Scientific classification
- Kingdom: Animalia
- Phylum: Arthropoda
- Clade: Pancrustacea
- Class: Insecta
- Order: Lepidoptera
- Family: Hesperiidae
- Genus: Pholisora
- Species: P. catullus
- Binomial name: Pholisora catullus (Fabricius, 1793)
- Synonyms: Hesperia catullus Fabricius, 1793;

= Pholisora catullus =

- Authority: (Fabricius, 1793)
- Conservation status: G5
- Synonyms: Hesperia catullus Fabricius, 1793

Species of butterfly

Pholisora catullus, the common sootywing or roadside rambler, is a butterfly of the family Hesperiidae.
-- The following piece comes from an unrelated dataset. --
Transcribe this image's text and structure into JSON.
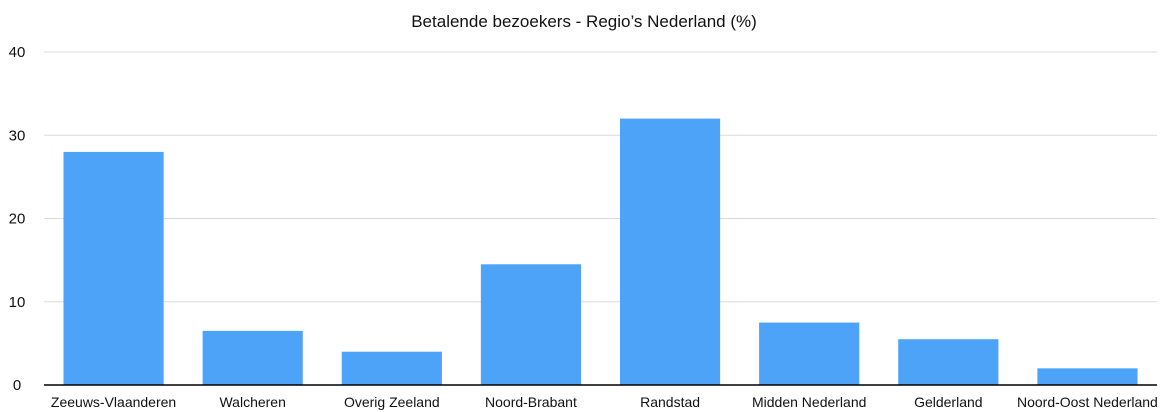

It is found from the central parts of the United States, south to central Mexico. Strays may colonize up to southern British Columbia, northern Michigan, southern Quebec and southern Maine. It is not found on peninsular Florida.

The wingspan is 25–33 mm. There are two generations with adults on wing from May to August in the northern part of its range and from March to November in Texas.

The larvae feed on Chenopodium album, Amaranthus and Celosia species. Adults feed on flower nectar from various flowers, including dogbane, marjoram, oxalis, white clover, common milkweed, peppermint, cucumber and melon.